Just a day earlier, several hundred people, some waving USA flags, rallied peacefully at Edinburg Place in Central, calling on the global community for help in what they described as a humanitarian crisis engulfing the city, reported RTHK. HKMap's developers, however, said there hasn't been any evidence to suggest their app had been used to target police and undermine public safety.

Police had beefed up security measures for the unauthorised rally, the latest in the 5-month-old unrest rocking the semi-autonomous Chinese city. A prominent human rights activist, Jimmy Sham, was attacked by men with knives this earlier this week, an attack pro-democracy lawmakers say was created to intimidate protesters.

Banks, automated teller machines, a bookstore and shops with perceived links to China as well as traffic lights and subway stations along Nathan Road were vandalized.

Chan's case was one of the main reasons that Lam wanted to pass the proposed extradition amendments.

They also wrote separately to Activision to reconsider its decision to suspend a Hong Kong gamer after he voiced support for the protesters during an interview.

Sunday's march was banned by the police despite organisers' pledge to keep it peaceful and non-violent.

Protesters have targeted Chinese banks and shops with links to mainland China, leaving mainland Chinese living in Hong Kong anxious about their safety.

"We don't think that because police haven't given their approval we shouldn't demonstrate", Figo Chan, vice-convener of the Civil Human Rights Front, said., which has been "widely used" by Hong Kong protesters to locate where police forces are deployed, is not the only app that Apple has "censored", the U.S. lawmakers claimed in their letter.

Supporters sang the protest movement's anthem, waved colonial and US flags, and held up placards depicting the Chinese flag as a Nazi swastika.

"You can see Hong Kongers won't easily give up their right to demonstrate".

"While we always respect citizens' rights to assembly and freedom of speech, we are alarmed by this epidemic that radical protesters resort to violence in expressing their opinion", Acting Chief Superintendent of Police Public Relations Branch, Kong Wing-cheung, said in announcing the rejection.

Sham heads CHRF, one of the biggest pro-democracy groups in the former British colony, which organised million-strong marches in June and planned Sunday's march.

Supporters are holding a prayer rally on Saturday night.

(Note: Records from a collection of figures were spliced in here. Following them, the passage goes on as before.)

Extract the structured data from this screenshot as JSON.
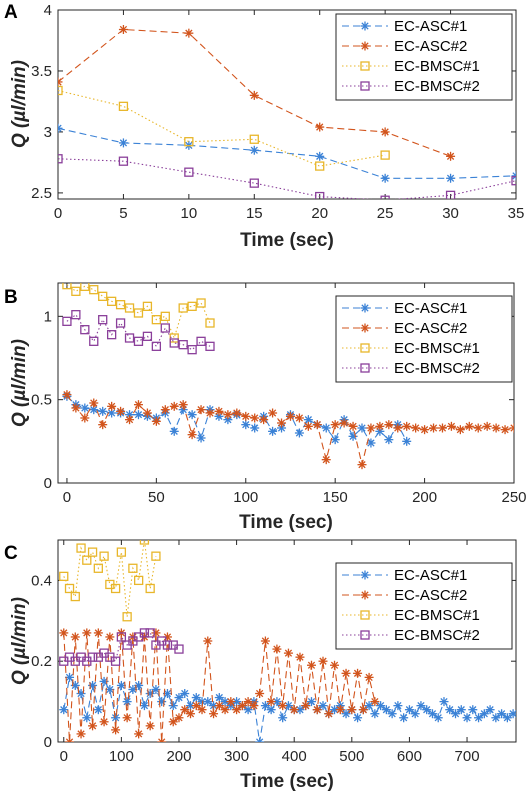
{
  "colors": {
    "EC-ASC#1": "#3b82d6",
    "EC-ASC#2": "#d2541c",
    "EC-BMSC#1": "#e8b62a",
    "EC-BMSC#2": "#8a3f9a",
    "axis": "#262626"
  },
  "chart_data": [
    {
      "panel_label": "A",
      "type": "line",
      "xlabel": "Time (sec)",
      "ylabel": "Q (µl/min)",
      "xlim": [
        0,
        35
      ],
      "ylim": [
        2.45,
        4
      ],
      "xticks": [
        0,
        5,
        10,
        15,
        20,
        25,
        30,
        35
      ],
      "yticks": [
        2.5,
        3,
        3.5,
        4
      ],
      "ytick_labels": [
        "2.5",
        "3",
        "3.5",
        "4"
      ],
      "legend_position": "top-right",
      "series": [
        {
          "name": "EC-ASC#1",
          "marker": "asterisk",
          "linestyle": "dashed",
          "x": [
            0,
            5,
            10,
            15,
            20,
            25,
            30,
            35
          ],
          "y": [
            3.03,
            2.91,
            2.89,
            2.85,
            2.8,
            2.62,
            2.62,
            2.64
          ]
        },
        {
          "name": "EC-ASC#2",
          "marker": "asterisk",
          "linestyle": "dashed",
          "x": [
            0,
            5,
            10,
            15,
            20,
            25,
            30
          ],
          "y": [
            3.41,
            3.84,
            3.81,
            3.3,
            3.04,
            3.0,
            2.8
          ]
        },
        {
          "name": "EC-BMSC#1",
          "marker": "square",
          "linestyle": "dotted",
          "x": [
            0,
            5,
            10,
            15,
            20,
            25
          ],
          "y": [
            3.34,
            3.21,
            2.92,
            2.94,
            2.72,
            2.81
          ]
        },
        {
          "name": "EC-BMSC#2",
          "marker": "square",
          "linestyle": "dotted",
          "x": [
            0,
            5,
            10,
            15,
            20,
            25,
            30,
            35
          ],
          "y": [
            2.78,
            2.76,
            2.67,
            2.58,
            2.47,
            2.44,
            2.48,
            2.6
          ]
        }
      ]
    },
    {
      "panel_label": "B",
      "type": "line",
      "xlabel": "Time (sec)",
      "ylabel": "Q (µl/min)",
      "xlim": [
        -5,
        250
      ],
      "ylim": [
        0,
        1.2
      ],
      "xticks": [
        0,
        50,
        100,
        150,
        200,
        250
      ],
      "yticks": [
        0,
        0.5,
        1
      ],
      "ytick_labels": [
        "0",
        "0.5",
        "1"
      ],
      "legend_position": "top-right",
      "series": [
        {
          "name": "EC-ASC#1",
          "marker": "asterisk",
          "linestyle": "dashed",
          "x": [
            0,
            5,
            10,
            15,
            20,
            25,
            30,
            35,
            40,
            45,
            50,
            55,
            60,
            65,
            70,
            75,
            80,
            85,
            90,
            95,
            100,
            105,
            110,
            115,
            120,
            125,
            130,
            135,
            140,
            145,
            150,
            155,
            160,
            165,
            170,
            175,
            180,
            185,
            190
          ],
          "y": [
            0.52,
            0.47,
            0.45,
            0.44,
            0.43,
            0.42,
            0.42,
            0.41,
            0.41,
            0.4,
            0.39,
            0.42,
            0.31,
            0.44,
            0.41,
            0.27,
            0.44,
            0.4,
            0.38,
            0.41,
            0.35,
            0.33,
            0.4,
            0.31,
            0.33,
            0.41,
            0.3,
            0.38,
            0.35,
            0.33,
            0.26,
            0.38,
            0.28,
            0.33,
            0.24,
            0.31,
            0.26,
            0.35,
            0.25
          ]
        },
        {
          "name": "EC-ASC#2",
          "marker": "asterisk",
          "linestyle": "dashed",
          "x": [
            0,
            5,
            10,
            15,
            20,
            25,
            30,
            35,
            40,
            45,
            50,
            55,
            60,
            65,
            70,
            75,
            80,
            85,
            90,
            95,
            100,
            105,
            110,
            115,
            120,
            125,
            130,
            135,
            140,
            145,
            150,
            155,
            160,
            165,
            170,
            175,
            180,
            185,
            190,
            195,
            200,
            205,
            210,
            215,
            220,
            225,
            230,
            235,
            240,
            245,
            250
          ],
          "y": [
            0.53,
            0.45,
            0.39,
            0.48,
            0.35,
            0.46,
            0.43,
            0.38,
            0.47,
            0.42,
            0.37,
            0.44,
            0.46,
            0.47,
            0.29,
            0.44,
            0.42,
            0.43,
            0.41,
            0.42,
            0.4,
            0.39,
            0.38,
            0.42,
            0.36,
            0.4,
            0.39,
            0.34,
            0.35,
            0.14,
            0.35,
            0.36,
            0.34,
            0.11,
            0.33,
            0.34,
            0.35,
            0.33,
            0.34,
            0.33,
            0.32,
            0.33,
            0.33,
            0.34,
            0.32,
            0.34,
            0.33,
            0.34,
            0.33,
            0.32,
            0.33
          ]
        },
        {
          "name": "EC-BMSC#1",
          "marker": "square",
          "linestyle": "dotted",
          "x": [
            0,
            5,
            10,
            15,
            20,
            25,
            30,
            35,
            40,
            45,
            50,
            55,
            60,
            65,
            70,
            75,
            80
          ],
          "y": [
            1.19,
            1.15,
            1.18,
            1.16,
            1.12,
            1.09,
            1.07,
            1.05,
            1.02,
            1.06,
            0.98,
            1.0,
            0.87,
            1.05,
            1.06,
            1.08,
            0.96
          ]
        },
        {
          "name": "EC-BMSC#2",
          "marker": "square",
          "linestyle": "dotted",
          "x": [
            0,
            5,
            10,
            15,
            20,
            25,
            30,
            35,
            40,
            45,
            50,
            55,
            60,
            65,
            70,
            75,
            80
          ],
          "y": [
            0.97,
            1.01,
            0.92,
            0.85,
            0.98,
            0.89,
            0.96,
            0.87,
            0.85,
            0.88,
            0.82,
            0.93,
            0.84,
            0.83,
            0.8,
            0.85,
            0.82
          ]
        }
      ]
    },
    {
      "panel_label": "C",
      "type": "line",
      "xlabel": "Time (sec)",
      "ylabel": "Q (µl/min)",
      "xlim": [
        -10,
        785
      ],
      "ylim": [
        0,
        0.5
      ],
      "xticks": [
        0,
        100,
        200,
        300,
        400,
        500,
        600,
        700
      ],
      "yticks": [
        0,
        0.2,
        0.4
      ],
      "ytick_labels": [
        "0",
        "0.2",
        "0.4"
      ],
      "legend_position": "top-right",
      "series": [
        {
          "name": "EC-ASC#1",
          "marker": "asterisk",
          "linestyle": "dashed",
          "x": [
            0,
            10,
            20,
            30,
            40,
            50,
            60,
            70,
            80,
            90,
            100,
            110,
            120,
            130,
            140,
            150,
            160,
            170,
            180,
            190,
            200,
            210,
            220,
            230,
            240,
            250,
            260,
            270,
            280,
            290,
            300,
            310,
            320,
            330,
            340,
            350,
            360,
            370,
            380,
            390,
            400,
            410,
            420,
            430,
            440,
            450,
            460,
            470,
            480,
            490,
            500,
            510,
            520,
            530,
            540,
            550,
            560,
            570,
            580,
            590,
            600,
            610,
            620,
            630,
            640,
            650,
            660,
            670,
            680,
            690,
            700,
            710,
            720,
            730,
            740,
            750,
            760,
            770,
            780
          ],
          "y": [
            0.08,
            0.16,
            0.14,
            0.12,
            0.06,
            0.14,
            0.08,
            0.15,
            0.13,
            0.06,
            0.14,
            0.1,
            0.13,
            0.14,
            0.09,
            0.12,
            0.13,
            0.1,
            0.12,
            0.09,
            0.11,
            0.12,
            0.09,
            0.11,
            0.1,
            0.1,
            0.09,
            0.11,
            0.1,
            0.09,
            0.1,
            0.09,
            0.08,
            0.1,
            0.0,
            0.09,
            0.08,
            0.1,
            0.06,
            0.09,
            0.08,
            0.08,
            0.09,
            0.1,
            0.08,
            0.09,
            0.07,
            0.08,
            0.09,
            0.07,
            0.08,
            0.06,
            0.08,
            0.09,
            0.07,
            0.09,
            0.08,
            0.07,
            0.09,
            0.06,
            0.08,
            0.07,
            0.09,
            0.08,
            0.07,
            0.06,
            0.1,
            0.08,
            0.07,
            0.08,
            0.06,
            0.08,
            0.06,
            0.07,
            0.08,
            0.06,
            0.07,
            0.06,
            0.07
          ]
        },
        {
          "name": "EC-ASC#2",
          "marker": "asterisk",
          "linestyle": "dashed",
          "x": [
            0,
            10,
            20,
            30,
            40,
            50,
            60,
            70,
            80,
            90,
            100,
            110,
            120,
            130,
            140,
            150,
            160,
            170,
            180,
            190,
            200,
            210,
            220,
            230,
            240,
            250,
            260,
            270,
            280,
            290,
            300,
            310,
            320,
            330,
            340,
            350,
            360,
            370,
            380,
            390,
            400,
            410,
            420,
            430,
            440,
            450,
            460,
            470,
            480,
            490,
            500,
            510,
            520,
            530,
            540
          ],
          "y": [
            0.27,
            0.0,
            0.26,
            0.02,
            0.27,
            0.04,
            0.27,
            0.05,
            0.26,
            0.03,
            0.27,
            0.06,
            0.26,
            0.02,
            0.26,
            0.04,
            0.27,
            0.0,
            0.26,
            0.05,
            0.06,
            0.08,
            0.07,
            0.09,
            0.08,
            0.25,
            0.07,
            0.09,
            0.08,
            0.1,
            0.08,
            0.09,
            0.1,
            0.09,
            0.12,
            0.25,
            0.1,
            0.23,
            0.09,
            0.22,
            0.08,
            0.21,
            0.09,
            0.19,
            0.08,
            0.2,
            0.07,
            0.19,
            0.08,
            0.17,
            0.08,
            0.17,
            0.08,
            0.16,
            0.1
          ]
        },
        {
          "name": "EC-BMSC#1",
          "marker": "square",
          "linestyle": "dotted",
          "x": [
            0,
            10,
            20,
            30,
            40,
            50,
            60,
            70,
            80,
            90,
            100,
            110,
            120,
            130,
            140,
            150,
            160
          ],
          "y": [
            0.41,
            0.38,
            0.36,
            0.48,
            0.45,
            0.47,
            0.43,
            0.46,
            0.39,
            0.38,
            0.47,
            0.31,
            0.43,
            0.4,
            0.5,
            0.38,
            0.46
          ]
        },
        {
          "name": "EC-BMSC#2",
          "marker": "square",
          "linestyle": "dotted",
          "x": [
            0,
            10,
            20,
            30,
            40,
            50,
            60,
            70,
            80,
            90,
            100,
            110,
            120,
            130,
            140,
            150,
            160,
            170,
            180,
            190,
            200
          ],
          "y": [
            0.2,
            0.21,
            0.2,
            0.21,
            0.2,
            0.21,
            0.21,
            0.22,
            0.21,
            0.2,
            0.26,
            0.24,
            0.25,
            0.26,
            0.27,
            0.27,
            0.24,
            0.25,
            0.24,
            0.24,
            0.23
          ]
        }
      ]
    }
  ]
}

But they morphed into wider calls for democracy and police accountability after Beijing and local leaders took a hard line.

The protest movement sprang out of opposition to a government proposal for an extradition bill that would have sent suspects to mainland China to stand trial, and then ballooned into broader demands for full democracy and an inquiry into alleged police brutality.

Clashes broke out as tens of thousands took to the streets for an unsanctioned anti-government march, many also defying a face mask ban introduced in a bid to curb the protests. Austin, Mong Kok, East Tsim Sha Tsui, and Yau Ma Tei were among those affected.